In einer aktuellen Entscheidung hat das SG Nürnberg diese Frage nun bejaht (Beschluss vom 18.02.2012 – S 18 R 138/12 ER):
Im vorliegend relevanten Prüfzeitraum vom 01.12.2005 bis 31.12.2009 wandte das Unternehmen das Tarifwerk der CGZP an. Dessen überlassene Arbeitnehmer erhielten dabei geringere Löhne als die nach ihrer Tätigkeit vergleichbaren Stammmitarbeiter bei den Kunden. Mit bestandskräftigem Bescheid vom 04.01.2010 erhob der zuständige Rentenversicherungsträger für den Prüfzeitraum vom 01.01.2005 bis zum 31.12.2008 eine Nachforderung von ca. 900 €. Der Bescheid enthielt den Hinweis, dass das ArbG Berlin am 01.04.2009 festgestellt habe, dass die CGZP nicht tariffähig sei und diese Entscheidung beitragsrechtliche Folgen nach sich ziehen könne. Im Dezember 2011 wurde eine weitere Betriebsprüfung für den Prüfzeitraum vom 01.12.2005 bis zum 31.12.2009 durchgeführt. Dabei stellte der Rentenversicherungsträger mit Bescheid vom 31.01.2012 fest, dass sich aufgrund der Unwirksamkeit des angewandten Tarifvertrags Nachforderungen zur Sozialversicherung i.H.v. ca. 40.000 € ergäben. Der Gesetzgeber habe ab 01.01.2004 für den Bereich der Arbeitnehmerüberlassung den Grundsatz „equal pay“ aufgestellt und in § 10 Abs. 4 S. 1 AÜG gesetzlich verankert. Die Entlohnung des überlassenen Arbeitnehmers habe sich nach der Stammbelegschaft des Entleihers zu richten. Von dieser Regel könne nur dann zum Nachteil des Mitarbeiters abgewichen werden, wenn in einem Tarifvertrag eine abweichende Regelung getroffen worden sei. Die Bestätigung des Tarifunfähigkeit der CGZP durch das BAG habe die Unwirksamkeit des Tarifvertrags zur Folge, so dass das Unternehmen ihre Arbeitnehmer entsprechend dem equal pay-Grundsatz hätte bezahlen müssen. Als Beitragsbemessungsgrundlage für die Berechnung der Sozialversicherungsbeiträge müsse daher der Entgeltanspruch eines vergleichbaren Stammmitarbeiters herangezogen werden. Unter Zugrundelegung der höheren Entgelte ergebe sich die geltend gemachte Nachforderung. Der Personaldienstleister beantragte schließlich beim SG Nürnberg, die aufschiebende Wirkung des eingelegten Widerspruchs anzuordnen.

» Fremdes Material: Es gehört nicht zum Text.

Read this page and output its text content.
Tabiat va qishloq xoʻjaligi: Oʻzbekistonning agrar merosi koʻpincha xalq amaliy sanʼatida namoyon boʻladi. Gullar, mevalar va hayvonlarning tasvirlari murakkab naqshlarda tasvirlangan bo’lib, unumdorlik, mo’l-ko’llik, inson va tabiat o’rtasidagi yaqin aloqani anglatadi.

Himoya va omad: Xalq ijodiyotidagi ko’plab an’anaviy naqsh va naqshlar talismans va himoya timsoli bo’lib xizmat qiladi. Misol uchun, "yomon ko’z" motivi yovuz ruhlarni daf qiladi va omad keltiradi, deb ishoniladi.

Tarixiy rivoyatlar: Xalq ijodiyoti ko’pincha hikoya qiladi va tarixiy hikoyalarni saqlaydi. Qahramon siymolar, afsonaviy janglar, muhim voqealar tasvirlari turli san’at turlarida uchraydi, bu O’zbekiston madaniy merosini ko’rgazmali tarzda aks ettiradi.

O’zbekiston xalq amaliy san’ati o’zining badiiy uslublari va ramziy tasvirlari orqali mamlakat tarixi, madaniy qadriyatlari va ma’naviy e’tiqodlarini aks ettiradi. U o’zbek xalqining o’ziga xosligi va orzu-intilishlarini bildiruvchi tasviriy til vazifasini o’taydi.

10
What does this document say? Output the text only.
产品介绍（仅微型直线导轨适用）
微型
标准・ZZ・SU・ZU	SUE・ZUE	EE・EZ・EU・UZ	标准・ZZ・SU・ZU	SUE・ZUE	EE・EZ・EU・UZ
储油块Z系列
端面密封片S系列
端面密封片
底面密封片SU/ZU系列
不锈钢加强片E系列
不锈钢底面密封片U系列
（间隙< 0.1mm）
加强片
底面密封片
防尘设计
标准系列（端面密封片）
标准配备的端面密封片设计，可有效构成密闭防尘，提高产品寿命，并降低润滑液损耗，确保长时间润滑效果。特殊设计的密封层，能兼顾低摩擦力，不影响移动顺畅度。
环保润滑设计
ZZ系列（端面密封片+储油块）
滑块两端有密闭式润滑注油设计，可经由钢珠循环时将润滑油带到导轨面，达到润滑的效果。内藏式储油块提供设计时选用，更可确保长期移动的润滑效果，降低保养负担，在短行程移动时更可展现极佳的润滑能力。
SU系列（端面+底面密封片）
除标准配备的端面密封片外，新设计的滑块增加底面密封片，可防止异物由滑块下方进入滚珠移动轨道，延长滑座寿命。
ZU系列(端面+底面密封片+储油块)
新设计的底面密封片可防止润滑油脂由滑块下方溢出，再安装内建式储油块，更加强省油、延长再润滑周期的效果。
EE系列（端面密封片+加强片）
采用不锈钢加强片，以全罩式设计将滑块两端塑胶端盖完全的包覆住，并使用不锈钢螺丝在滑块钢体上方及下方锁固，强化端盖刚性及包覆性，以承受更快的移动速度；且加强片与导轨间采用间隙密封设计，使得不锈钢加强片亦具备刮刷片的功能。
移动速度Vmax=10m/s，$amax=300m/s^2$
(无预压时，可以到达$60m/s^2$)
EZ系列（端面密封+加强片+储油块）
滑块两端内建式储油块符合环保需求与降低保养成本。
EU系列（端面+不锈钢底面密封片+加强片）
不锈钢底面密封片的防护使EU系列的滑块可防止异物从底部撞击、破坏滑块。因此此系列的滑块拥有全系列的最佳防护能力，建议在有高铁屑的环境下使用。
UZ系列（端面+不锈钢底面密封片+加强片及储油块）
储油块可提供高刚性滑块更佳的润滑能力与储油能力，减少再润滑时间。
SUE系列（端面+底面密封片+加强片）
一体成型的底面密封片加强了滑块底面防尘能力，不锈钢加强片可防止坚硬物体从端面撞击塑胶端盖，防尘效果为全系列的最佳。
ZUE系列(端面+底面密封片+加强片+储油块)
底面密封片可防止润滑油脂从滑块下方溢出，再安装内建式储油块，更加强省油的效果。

Das Gericht gab dem Antrag statt. Dem Gesetz sei bezüglich der Abwägung bei der Anordnung der aufschiebenden Wirkung ein Regel-Ausnahme-Verhältnis zu entnehmen: der Gesetzgeber schätze durch den ausdrücklichen Ausschluss der aufschiebenden Wirkung von Widerspruch und Anfechtungsklage in den Fällen des § 86 a Abs. 2 Nr. 1 SGG das öffentliche Interesse an einem Sofortvollzug von Beitragsbescheiden grundsätzlich höher ein als das Privatinteresse an der vorläufigen Aussetzung. Je größer die Erfolgsaussichten von Widerspruch und Klage seien, desto größer sei aber das Aussetzungsinteresse des Unternehmens zu bewerten. Seien die Erfolgsaussichten nicht abschätzbar, bleibe es bei einer allgemeinen Interessenabwägung.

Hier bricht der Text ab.